The Answer to All Our Problems

Why are most Americans so dissatisfied with their lot in life? After all, even the poorest among us seem fabulously wealthy to three-quarters of the world. A welfare mother pulling in $500 a month is a tycoon compared to the dollar-an-hour prostitute in Thailand. Heck, even a homeless panhandler who nets $5 a day is doing better, on average, than the typical Burundian.

Yet the lucky hundred million who are gainfully employed in the U.S. — who are, in fact, living better than the kings and queens of centuries past — only seem to become more depressed with each passing day. Nothing seems to help: upgrading from 50 cable channels to 200 on satellite only cements the gloom. Trading up to a 2,500 square-foot home in the suburbs with a two-car garage and a Char-Broil on the back deck next to the hot tub and the manicured lawn is but a temporary respite from unending hours of angst — dull days in cubicle farms followed by dull nights watching reality TV.

America, home to a million millionaires, might just be the saddest place on earth.

Fortunately for us, that’s all about to change — because now we have PlayStation 2! While it may be a few months before everyone can buy one, the truly distressed among us can put an end to their woes by shelling out six hundred bucks and purchasing a PlayStation 2 in an online auction.

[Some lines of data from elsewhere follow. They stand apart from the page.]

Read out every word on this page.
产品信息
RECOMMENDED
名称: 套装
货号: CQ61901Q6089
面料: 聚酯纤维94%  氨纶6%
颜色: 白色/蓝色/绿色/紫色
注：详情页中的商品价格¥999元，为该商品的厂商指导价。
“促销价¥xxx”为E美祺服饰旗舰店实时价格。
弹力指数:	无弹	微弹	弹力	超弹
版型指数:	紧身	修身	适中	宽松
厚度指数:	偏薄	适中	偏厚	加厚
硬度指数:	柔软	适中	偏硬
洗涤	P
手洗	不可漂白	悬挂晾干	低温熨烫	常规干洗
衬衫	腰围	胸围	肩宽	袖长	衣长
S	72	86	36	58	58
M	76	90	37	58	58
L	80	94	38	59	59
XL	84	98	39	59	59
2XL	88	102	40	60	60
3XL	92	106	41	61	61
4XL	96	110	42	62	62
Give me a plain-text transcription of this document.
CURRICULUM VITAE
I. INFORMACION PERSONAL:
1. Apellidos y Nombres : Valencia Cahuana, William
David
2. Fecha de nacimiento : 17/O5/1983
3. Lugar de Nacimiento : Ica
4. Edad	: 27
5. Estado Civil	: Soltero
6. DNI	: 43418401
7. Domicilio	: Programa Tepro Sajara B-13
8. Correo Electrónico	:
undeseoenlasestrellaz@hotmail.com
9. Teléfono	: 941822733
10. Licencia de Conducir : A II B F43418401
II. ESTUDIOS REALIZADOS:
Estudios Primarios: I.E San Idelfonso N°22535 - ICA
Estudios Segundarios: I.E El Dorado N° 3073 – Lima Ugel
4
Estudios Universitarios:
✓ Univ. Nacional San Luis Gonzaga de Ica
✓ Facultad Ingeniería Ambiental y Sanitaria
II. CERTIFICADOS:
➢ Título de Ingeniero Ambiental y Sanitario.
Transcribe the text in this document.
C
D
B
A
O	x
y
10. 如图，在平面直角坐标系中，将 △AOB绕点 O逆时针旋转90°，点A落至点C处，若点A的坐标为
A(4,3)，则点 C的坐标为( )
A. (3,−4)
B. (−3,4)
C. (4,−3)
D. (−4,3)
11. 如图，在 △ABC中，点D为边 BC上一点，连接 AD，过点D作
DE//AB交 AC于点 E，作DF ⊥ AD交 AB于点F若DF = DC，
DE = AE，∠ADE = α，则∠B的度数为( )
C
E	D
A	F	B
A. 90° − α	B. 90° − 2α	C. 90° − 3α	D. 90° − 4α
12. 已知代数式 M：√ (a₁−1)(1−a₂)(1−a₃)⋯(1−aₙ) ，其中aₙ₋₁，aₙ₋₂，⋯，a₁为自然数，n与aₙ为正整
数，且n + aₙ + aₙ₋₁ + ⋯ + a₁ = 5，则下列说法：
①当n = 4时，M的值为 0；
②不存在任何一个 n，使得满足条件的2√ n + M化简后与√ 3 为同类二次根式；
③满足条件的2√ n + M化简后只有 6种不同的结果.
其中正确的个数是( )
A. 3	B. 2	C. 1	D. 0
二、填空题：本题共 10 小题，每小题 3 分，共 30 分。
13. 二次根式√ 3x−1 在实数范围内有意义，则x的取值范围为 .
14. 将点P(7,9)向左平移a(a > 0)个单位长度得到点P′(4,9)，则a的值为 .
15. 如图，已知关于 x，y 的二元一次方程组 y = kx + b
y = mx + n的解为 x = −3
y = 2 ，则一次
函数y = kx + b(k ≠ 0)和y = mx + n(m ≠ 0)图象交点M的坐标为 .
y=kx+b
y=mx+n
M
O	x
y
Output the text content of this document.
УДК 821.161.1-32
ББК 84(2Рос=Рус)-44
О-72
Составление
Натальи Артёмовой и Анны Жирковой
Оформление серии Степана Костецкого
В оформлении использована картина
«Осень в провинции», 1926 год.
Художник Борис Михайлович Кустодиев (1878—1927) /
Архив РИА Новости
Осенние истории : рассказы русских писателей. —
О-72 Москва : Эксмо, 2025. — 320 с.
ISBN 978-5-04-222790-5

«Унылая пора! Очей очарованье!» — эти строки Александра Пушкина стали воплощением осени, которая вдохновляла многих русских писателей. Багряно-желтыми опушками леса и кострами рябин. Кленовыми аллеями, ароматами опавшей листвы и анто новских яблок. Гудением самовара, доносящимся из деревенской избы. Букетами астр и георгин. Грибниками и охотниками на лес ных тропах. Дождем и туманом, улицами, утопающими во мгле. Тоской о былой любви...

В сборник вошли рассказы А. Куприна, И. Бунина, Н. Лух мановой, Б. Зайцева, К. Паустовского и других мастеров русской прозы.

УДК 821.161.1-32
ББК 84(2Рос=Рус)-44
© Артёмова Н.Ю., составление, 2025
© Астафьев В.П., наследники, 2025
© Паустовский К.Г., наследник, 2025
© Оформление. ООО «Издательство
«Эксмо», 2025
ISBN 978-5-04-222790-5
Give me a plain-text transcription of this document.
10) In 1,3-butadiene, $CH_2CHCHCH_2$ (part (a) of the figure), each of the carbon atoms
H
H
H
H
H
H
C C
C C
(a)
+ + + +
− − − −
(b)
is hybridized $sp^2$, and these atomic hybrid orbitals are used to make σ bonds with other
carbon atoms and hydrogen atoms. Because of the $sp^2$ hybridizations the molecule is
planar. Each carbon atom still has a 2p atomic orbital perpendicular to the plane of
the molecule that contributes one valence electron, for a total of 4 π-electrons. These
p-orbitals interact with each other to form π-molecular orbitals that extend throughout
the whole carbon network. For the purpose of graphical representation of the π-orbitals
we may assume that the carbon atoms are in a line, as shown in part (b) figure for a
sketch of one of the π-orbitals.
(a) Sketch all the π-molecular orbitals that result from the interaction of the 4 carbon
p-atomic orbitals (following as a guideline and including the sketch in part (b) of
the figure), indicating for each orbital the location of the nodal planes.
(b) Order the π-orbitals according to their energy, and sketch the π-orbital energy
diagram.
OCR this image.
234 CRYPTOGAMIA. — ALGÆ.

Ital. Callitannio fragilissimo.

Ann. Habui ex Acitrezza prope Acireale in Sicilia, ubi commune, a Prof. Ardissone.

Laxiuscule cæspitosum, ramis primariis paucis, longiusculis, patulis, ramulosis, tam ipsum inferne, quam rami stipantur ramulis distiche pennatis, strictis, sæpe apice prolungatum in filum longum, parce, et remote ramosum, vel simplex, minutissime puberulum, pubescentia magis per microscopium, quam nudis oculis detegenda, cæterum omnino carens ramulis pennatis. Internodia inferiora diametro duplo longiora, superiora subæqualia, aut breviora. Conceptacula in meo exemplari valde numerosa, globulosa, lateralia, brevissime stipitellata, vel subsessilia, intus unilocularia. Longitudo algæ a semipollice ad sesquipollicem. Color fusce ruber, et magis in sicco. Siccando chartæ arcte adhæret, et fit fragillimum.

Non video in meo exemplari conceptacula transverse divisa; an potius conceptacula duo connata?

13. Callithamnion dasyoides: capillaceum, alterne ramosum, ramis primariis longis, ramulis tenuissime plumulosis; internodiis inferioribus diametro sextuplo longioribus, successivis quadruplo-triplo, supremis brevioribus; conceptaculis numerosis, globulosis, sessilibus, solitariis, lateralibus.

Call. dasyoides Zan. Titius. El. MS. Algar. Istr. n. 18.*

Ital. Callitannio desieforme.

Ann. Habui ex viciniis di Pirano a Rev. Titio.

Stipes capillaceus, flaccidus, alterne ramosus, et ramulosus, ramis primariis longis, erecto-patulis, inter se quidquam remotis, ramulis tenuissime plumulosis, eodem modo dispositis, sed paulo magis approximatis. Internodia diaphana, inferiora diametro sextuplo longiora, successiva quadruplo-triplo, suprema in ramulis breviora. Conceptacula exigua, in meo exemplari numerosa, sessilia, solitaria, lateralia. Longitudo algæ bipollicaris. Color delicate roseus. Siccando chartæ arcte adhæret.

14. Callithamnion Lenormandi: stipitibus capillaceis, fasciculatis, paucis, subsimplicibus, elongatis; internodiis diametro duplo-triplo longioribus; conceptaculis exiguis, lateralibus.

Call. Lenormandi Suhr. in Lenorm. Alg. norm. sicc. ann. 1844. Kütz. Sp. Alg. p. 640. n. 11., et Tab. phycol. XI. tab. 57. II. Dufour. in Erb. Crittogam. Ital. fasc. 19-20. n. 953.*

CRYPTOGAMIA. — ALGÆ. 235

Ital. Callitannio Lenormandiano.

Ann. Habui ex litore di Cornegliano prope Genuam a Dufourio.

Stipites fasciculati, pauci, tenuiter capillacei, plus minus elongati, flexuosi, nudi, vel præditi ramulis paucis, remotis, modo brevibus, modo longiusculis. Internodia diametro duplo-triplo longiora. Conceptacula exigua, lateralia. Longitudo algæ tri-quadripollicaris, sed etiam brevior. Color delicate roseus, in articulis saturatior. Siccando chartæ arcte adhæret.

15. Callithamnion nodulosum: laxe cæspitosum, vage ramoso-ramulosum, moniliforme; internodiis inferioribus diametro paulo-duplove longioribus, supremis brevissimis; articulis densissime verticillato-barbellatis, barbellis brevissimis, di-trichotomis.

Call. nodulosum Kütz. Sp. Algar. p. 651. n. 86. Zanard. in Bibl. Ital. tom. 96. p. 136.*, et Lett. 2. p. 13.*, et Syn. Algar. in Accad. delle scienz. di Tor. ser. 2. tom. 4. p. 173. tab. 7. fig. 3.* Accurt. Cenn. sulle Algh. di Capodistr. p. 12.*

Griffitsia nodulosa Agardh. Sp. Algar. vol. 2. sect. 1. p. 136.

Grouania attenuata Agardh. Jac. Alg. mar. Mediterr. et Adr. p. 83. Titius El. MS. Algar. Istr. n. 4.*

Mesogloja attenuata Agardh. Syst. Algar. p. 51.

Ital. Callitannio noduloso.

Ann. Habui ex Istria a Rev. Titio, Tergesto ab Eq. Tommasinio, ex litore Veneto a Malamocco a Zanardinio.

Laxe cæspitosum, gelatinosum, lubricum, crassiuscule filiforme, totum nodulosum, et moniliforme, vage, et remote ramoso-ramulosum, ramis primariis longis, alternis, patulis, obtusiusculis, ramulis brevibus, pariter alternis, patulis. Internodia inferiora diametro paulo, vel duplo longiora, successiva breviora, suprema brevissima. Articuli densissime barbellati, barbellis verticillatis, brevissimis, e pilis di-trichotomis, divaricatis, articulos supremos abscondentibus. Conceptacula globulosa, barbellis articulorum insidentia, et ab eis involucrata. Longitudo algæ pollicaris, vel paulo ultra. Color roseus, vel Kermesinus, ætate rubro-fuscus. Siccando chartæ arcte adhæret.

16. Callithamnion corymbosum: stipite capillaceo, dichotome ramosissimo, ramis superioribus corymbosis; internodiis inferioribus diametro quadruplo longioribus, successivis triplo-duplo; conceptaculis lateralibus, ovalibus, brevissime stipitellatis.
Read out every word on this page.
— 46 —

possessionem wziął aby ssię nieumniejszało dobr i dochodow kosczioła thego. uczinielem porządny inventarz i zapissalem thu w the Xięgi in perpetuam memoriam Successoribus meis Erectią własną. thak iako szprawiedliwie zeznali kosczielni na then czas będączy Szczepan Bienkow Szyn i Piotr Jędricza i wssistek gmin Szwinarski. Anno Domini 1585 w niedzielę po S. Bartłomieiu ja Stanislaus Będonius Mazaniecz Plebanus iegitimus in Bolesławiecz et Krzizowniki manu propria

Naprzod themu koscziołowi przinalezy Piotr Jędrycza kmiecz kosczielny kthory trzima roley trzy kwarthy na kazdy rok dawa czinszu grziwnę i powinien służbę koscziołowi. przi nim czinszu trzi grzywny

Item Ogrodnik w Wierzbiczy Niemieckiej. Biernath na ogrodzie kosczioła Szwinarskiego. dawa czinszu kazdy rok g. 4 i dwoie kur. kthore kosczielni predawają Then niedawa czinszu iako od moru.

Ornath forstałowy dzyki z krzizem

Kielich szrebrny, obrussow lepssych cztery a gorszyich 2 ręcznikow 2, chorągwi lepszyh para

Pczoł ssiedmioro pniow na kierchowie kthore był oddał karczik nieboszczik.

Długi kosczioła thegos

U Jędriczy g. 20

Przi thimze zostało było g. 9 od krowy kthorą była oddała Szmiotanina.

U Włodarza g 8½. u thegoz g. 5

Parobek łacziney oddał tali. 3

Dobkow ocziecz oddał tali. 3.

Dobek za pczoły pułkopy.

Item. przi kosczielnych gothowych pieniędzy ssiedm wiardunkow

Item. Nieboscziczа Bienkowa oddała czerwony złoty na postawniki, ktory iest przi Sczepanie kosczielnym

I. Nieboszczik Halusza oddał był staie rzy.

Not only will PlayStation 2 make you forget your overbearing boss, it will also play DVD movies!

Those who are clinically troubled will probably want to add accessories to their PlayStations. How better to confront the pointlessness of it all than with a new DualShock Analog controller that lets you "feel the action." If that doesn’t give new meaning to your life, then you probably also need to add a Memory Stick so you can "save your level" when you head for the bathroom.

Unfortunately, some people crave human companionship — their needs can’t be satisfied by interacting with a machine alone. It is a sad song of which we’ve heard many refrains in the past. Folks who have sunk to that level of murky dissatisfaction will need to add a Multitap to their PlayStation 2 so that up to four players can enjoy "real-time, intense game play."

Others may suggest that technology isn’t the answer to all our problems, that people need to feel more in touch with the world around them, to be enlightened by nature, and literature, and music, and the arts. They are probably unaware that PlayStation 2 also has an available S-Video cable for more realism. Or that it will also play PlayStation games, which include titles for the "nature nut" such as "Action Bass" and "Reel Fishing" I and II.

Aren’t we lucky to have PlayStation 2?

I sure am glad I took that part-time job as a shopping-mall Santa last year. Otherwise, my mental state might have remained clouded for decades!